What is the future of modern working in the 21st-century and what are the implications of COVID 19 and new technologies impacting the workspace, which inhibit the workplace transformation potential?
The roundtable discussed these topics to break down the cultural impact on organizations and the practical outcomes of this new modern setup.
Moderator, Chloe Tilley, gleaned these insights from Avril Chester of RIBA, Adrianna Graham of Tyson Foods, Alexander Coleman of Ontario Public Service, Ian Rutherford of Cisco, Roberto Maranca of Schneider Electric, and Paul Coby of Johnson Matthey.
Ian Rutherford argues that people no longer wish to work in traditional office spaces. Before the outbreak of Covid-19, there had been a shift significantly away from 75 percent of the workforce wanting to work from the office.
This has been a dramatic culture change. This has been further compounded due to traditional office environments no longer being necessary for some instances, depending on company culture and setting, Paul Coby added. Workplace transformation is here and not to be easily dismissed.
For example, ice cream people or customer service personnel requires working face-to-face activity and cannot be done remotely unless organisations move from a traditional market store to a purely online platform.

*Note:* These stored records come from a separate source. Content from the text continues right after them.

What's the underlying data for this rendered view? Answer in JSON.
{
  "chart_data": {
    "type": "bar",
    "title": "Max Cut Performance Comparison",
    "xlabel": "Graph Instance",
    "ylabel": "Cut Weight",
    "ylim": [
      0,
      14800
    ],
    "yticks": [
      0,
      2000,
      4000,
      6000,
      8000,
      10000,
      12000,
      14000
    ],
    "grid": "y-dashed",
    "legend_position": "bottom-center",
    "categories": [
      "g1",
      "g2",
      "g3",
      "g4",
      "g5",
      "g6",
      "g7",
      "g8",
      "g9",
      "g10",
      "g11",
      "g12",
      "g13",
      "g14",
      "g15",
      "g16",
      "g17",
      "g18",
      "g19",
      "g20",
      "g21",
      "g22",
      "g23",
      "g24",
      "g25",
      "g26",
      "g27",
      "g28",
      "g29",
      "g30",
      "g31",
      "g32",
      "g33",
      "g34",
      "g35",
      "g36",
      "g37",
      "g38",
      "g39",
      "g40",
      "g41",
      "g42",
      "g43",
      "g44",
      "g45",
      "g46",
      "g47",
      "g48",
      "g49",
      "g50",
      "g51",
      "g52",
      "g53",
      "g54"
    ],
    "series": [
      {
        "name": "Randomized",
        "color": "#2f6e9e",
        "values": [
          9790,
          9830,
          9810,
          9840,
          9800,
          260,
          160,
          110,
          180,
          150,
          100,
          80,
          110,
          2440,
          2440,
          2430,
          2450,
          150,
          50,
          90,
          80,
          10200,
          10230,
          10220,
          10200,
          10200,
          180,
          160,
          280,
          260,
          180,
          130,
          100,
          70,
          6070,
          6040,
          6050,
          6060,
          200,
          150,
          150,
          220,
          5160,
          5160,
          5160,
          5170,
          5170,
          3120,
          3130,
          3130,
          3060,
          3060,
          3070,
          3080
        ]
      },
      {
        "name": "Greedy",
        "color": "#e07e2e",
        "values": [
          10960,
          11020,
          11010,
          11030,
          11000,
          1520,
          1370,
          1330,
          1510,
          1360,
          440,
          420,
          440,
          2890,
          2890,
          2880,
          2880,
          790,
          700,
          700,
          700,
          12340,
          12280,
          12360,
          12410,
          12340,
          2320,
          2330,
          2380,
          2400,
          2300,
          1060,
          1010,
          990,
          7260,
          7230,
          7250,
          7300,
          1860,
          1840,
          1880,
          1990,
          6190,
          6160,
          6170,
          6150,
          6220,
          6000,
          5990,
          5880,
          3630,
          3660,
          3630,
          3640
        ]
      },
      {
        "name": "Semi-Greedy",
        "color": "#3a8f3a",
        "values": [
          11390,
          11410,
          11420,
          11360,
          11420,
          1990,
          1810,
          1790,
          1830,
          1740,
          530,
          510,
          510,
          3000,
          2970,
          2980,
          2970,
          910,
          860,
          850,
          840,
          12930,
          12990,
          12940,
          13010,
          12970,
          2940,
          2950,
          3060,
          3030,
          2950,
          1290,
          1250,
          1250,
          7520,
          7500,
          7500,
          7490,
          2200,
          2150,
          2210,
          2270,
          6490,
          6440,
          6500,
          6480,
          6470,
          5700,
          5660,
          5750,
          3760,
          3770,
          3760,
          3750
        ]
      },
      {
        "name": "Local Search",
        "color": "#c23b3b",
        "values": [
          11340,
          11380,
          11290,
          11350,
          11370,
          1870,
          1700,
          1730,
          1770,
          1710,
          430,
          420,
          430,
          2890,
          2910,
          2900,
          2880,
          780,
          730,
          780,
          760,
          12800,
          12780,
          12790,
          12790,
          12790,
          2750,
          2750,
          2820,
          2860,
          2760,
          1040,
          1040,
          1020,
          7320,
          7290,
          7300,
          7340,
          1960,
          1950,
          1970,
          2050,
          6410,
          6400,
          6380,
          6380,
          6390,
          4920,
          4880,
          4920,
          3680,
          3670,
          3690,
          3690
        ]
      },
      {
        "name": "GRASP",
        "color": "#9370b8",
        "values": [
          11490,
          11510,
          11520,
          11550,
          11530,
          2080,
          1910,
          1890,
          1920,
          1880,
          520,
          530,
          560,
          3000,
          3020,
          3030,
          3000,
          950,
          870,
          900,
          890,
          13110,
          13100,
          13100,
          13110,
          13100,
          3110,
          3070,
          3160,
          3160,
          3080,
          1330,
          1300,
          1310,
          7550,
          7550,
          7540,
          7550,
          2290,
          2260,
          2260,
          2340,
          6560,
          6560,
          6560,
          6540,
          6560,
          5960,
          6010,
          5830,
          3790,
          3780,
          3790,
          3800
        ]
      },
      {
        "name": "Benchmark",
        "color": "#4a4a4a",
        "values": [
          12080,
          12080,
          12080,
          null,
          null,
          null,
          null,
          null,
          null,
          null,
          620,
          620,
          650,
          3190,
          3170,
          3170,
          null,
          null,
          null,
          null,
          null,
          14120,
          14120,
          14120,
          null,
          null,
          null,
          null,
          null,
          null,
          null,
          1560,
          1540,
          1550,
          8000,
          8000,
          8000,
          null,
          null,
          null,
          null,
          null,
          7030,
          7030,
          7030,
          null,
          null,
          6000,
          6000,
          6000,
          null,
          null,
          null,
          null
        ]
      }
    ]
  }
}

What must also be understood is how the traditional workplace was created and developed before and after the agricultural and industrial revolutions.
Over the past 60 years, the UK economy has moved from an industrial manufacturing economy to a service-sector economy. The brain economy and the service sector have grown, with now only around 11 percent of the UK economy from manufacturing.
New technology and workplace transformation
We have a lot to be grateful for. People like the co-founder of Google, Bill Gates, and Steve Jobs, a co-founder of Apple, have inadvertently changed how companies and people communicate and work in the 21st-century.
The creation of smartphones, social media and the rise of the internet in the 1990s as an information platform has changed how companies can work in an agile environment.
Because of the rise of new methods to run a business and work effectively in a workspace, Alexander Coleman argued that there is a generational divide.
A divide in culture and a divide in generational thinking is an opportunity, according to Arianne Graham; new technology online provides opportunities that enable a workforce that empowers people from around the globe.
An online style of working also cuts down the risks, cuts administration and office costs, and makes communication only at the click of a mouse over Zoom or Google Team meetings.
However, communication must be developed on whether or not the new communication style of social media and team meetings is the correct model for your organization or the culture that a company wishes to develop.
Micro-aggression and the work environment
Alexander Coleman brings a unique perspective when it comes to the workplace transformation.
Alexander argues that black and ethnic minorities from different cultures may find the return to the traditional workspace intolerable.
This is due to micro-aggressions that can cause workspaces where the company’s culture does not understand different cultures and people, such as the disabled and those with hidden disabilities.
One of the sad aspects of certain office cultures is the politicking and the micro-aggressions and passive-aggressive nature that can occur in offices.
Due to different people, not just because of any cultural or ethnic differences but because of an environment where people are brought together, they would never meet or interact in any other social setting.
Office culture must be a force for good and creativity, not of hatred or passive aggression, which kills productivity and makes the workspace an intolerable place to work.
This roundtable on workplace transformation was created in partnership with Cisco.